Friday, August 16, 2019; day 27
I rose at 0515. I had slept tremendously well.
I watched as streaks of pink lit the sky in the distance.
I would try to make it to town today.
I reviewed the maps. Metaline Falls was approximately 23 miles away. If I stayed on Forest Road 22 instead of joining the Grassy Mountain Trail, my miles per hour would certainly increase (due to the level tread), and I could shave off a bit of distance. It could make the difference between making it to town before nightfall. If I got to Metaline Falls with day to spare, I could do laundry and resupply, theoretically allowing me to return to hiking the next day.
I told myself that I would decide when I reached the junction.
By 0715 I was off!
I skirted the eastern side of Round Top Mountain, taking in the view at 6312 ft.
I crossed paths with a hunter. I asked him what he was hunting: black bears. He said that he hoped to get a “huckleberry bear”. He said that they were good. At first I thought he meant the huckleberries.
I asked him about Forest Service Road 22. He said that it was in great condition, but that it was quite a long walk.
He wished me luck, and I to him. As I continued walking I realized, though I wished him safety and happiness, I did not wish him success in his venture. The thought of a black bear being shot while grazing on huckleberries sent a stab of pain through my heart. What did he do with the bear after they were killed? How did he transport the body? Did he use all of their parts? I had so many questions. Be safe, sweet bears.
I collected from the spring about a half mile south of the Grassy Top Mountain Trail junction, and continued along FR 22. I would walk the road.

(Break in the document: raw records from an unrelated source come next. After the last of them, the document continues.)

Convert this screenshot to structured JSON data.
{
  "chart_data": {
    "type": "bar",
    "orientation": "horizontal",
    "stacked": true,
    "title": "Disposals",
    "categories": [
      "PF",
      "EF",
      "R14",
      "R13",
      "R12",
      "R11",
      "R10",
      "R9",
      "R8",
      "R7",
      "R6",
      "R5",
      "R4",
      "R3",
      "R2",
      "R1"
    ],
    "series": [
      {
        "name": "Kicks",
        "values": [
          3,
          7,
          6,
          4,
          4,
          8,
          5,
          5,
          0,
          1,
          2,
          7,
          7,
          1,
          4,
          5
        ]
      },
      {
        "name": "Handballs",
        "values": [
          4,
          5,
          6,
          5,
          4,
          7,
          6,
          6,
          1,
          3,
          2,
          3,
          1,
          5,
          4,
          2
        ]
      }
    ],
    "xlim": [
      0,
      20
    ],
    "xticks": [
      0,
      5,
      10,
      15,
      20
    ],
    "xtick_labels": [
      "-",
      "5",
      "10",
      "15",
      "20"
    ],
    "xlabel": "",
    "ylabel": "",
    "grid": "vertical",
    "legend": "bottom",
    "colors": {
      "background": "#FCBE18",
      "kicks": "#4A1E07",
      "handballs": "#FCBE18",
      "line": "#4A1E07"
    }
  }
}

I ate as I walked, taking spoonfuls of what was meant for lunch as a second breakfast. I stopped for a moment to soak a lunch of instant rice for later.
I was grateful that I had stopped for food at to the Idaho state Indian Creek Campground, not only did I meet some amazing people, but as it turns out, I was a very hungry human.

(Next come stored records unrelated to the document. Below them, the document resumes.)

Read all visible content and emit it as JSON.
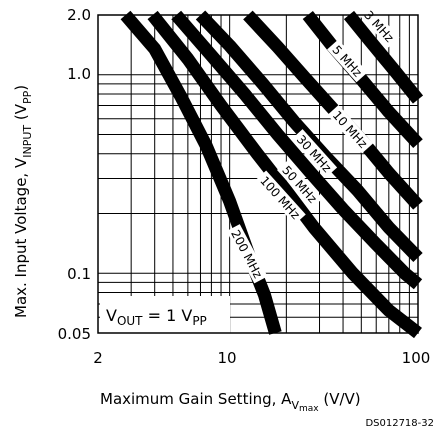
{
  "chart_data": {
    "type": "line",
    "title": "",
    "xlabel": "Maximum Gain Setting, A_Vmax (V/V)",
    "ylabel": "Max. Input Voltage, V_INPUT (V_PP)",
    "x_scale": "log",
    "y_scale": "log",
    "xlim": [
      2,
      100
    ],
    "ylim": [
      0.05,
      2.0
    ],
    "grid": true,
    "x_tick_labels": [
      "2",
      "10",
      "100"
    ],
    "y_tick_labels": [
      "2.0",
      "1.0",
      "0.1",
      "0.05"
    ],
    "annotation": "V_OUT = 1 V_PP",
    "series": [
      {
        "name": "200 MHz",
        "x": [
          2.8,
          4.0,
          5.5,
          7.5,
          10.0,
          13.0,
          15.3,
          17.5
        ],
        "y": [
          2.0,
          1.35,
          0.78,
          0.44,
          0.23,
          0.115,
          0.078,
          0.05
        ]
      },
      {
        "name": "100 MHz",
        "x": [
          3.9,
          6.0,
          9.0,
          14.0,
          20.0,
          28.0,
          45.0,
          70.0,
          100.0
        ],
        "y": [
          2.0,
          1.2,
          0.7,
          0.4,
          0.26,
          0.17,
          0.1,
          0.065,
          0.05
        ]
      },
      {
        "name": "50 MHz",
        "x": [
          5.2,
          8.0,
          12.0,
          18.0,
          27.0,
          40.0,
          60.0,
          85.0,
          100.0
        ],
        "y": [
          2.0,
          1.25,
          0.8,
          0.5,
          0.32,
          0.21,
          0.14,
          0.1,
          0.088
        ]
      },
      {
        "name": "30 MHz",
        "x": [
          7.0,
          10.0,
          15.0,
          22.0,
          32.0,
          48.0,
          70.0,
          100.0
        ],
        "y": [
          2.0,
          1.4,
          0.9,
          0.58,
          0.39,
          0.26,
          0.17,
          0.12
        ]
      },
      {
        "name": "10 MHz",
        "x": [
          12.5,
          18.0,
          25.0,
          35.0,
          50.0,
          70.0,
          100.0
        ],
        "y": [
          2.0,
          1.38,
          0.97,
          0.68,
          0.47,
          0.32,
          0.22
        ]
      },
      {
        "name": "5 MHz",
        "x": [
          26.0,
          35.0,
          50.0,
          70.0,
          100.0
        ],
        "y": [
          2.0,
          1.4,
          0.95,
          0.65,
          0.45
        ]
      },
      {
        "name": "3 MHz",
        "x": [
          43.0,
          55.0,
          75.0,
          100.0
        ],
        "y": [
          2.0,
          1.5,
          1.05,
          0.75
        ]
      }
    ],
    "curve_labels": [
      {
        "text": "3 MHz",
        "x": 62,
        "y": 1.75,
        "angle": 48
      },
      {
        "text": "5 MHz",
        "x": 42,
        "y": 1.17,
        "angle": 48
      },
      {
        "text": "10 MHz",
        "x": 43.5,
        "y": 0.53,
        "angle": 48
      },
      {
        "text": "30 MHz",
        "x": 28,
        "y": 0.4,
        "angle": 48
      },
      {
        "text": "50 MHz",
        "x": 23.5,
        "y": 0.28,
        "angle": 48
      },
      {
        "text": "100 MHz",
        "x": 18.5,
        "y": 0.24,
        "angle": 48
      },
      {
        "text": "200 MHz",
        "x": 12.3,
        "y": 0.125,
        "angle": 62
      }
    ]
  },
  "figure_code": "DS012718-32"
}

The road walk began beautifully, gently graded downhill.
Part of me very much enjoyed the excitement of slightly diverting from the trail.
…so many routes to reach a common goal. This is such a captivating aspect to life.

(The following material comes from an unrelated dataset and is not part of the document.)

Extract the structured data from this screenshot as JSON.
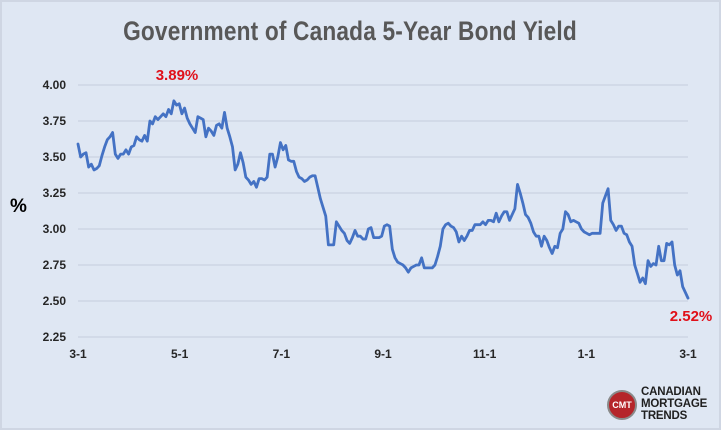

The road then began to curve and swerve along the mountains. To my dismay, heading east at some points. I was at the mercy of my decision. I spoke to a truck driver who was outside of his cab fiddling with some outward mechanisms of his load. He confirmed my route.
I contemplated whether this road walk was the best choice.
Finally, I joined Sullivan Lake Road heading west.
I stopped and ate the last of my food and rested my feet.
Just keep walking.
The road in to Metaline Falls had many bends and curves and no shoulder.
When only a half mile stood between myself and the little town, I watched as a truck stopped in the middle of the road. It then proceeded to back up. This charmed me. They offered me a ride. I told them that I was attempting a continuous footpath. “Good for you!” the passenger stated. They wished me luck.
I was nearly there.
I checked in to the Washington Hotel. I gathered groceries and fed and showered. I socialized with locals. I joined them for a short walk up the hill. The town was hauntingly beautiful at night.
I returned to the hotel. Then to the grocery store for ice-packs.
I was limping.
My left knee was rather upset with me. It did not approve of my decision to elongate the road-walk (17 of the 21 miles or so that I had hiked was on either dirt road or pavement. If I had stayed on trail, only 9 miles would have been road).
My knee–my being–much preferred the give, the cushion, the variation and shock absorbency; the liveliness of the raw earth, the dirt, the trail.
There is no such thing as a short-cut.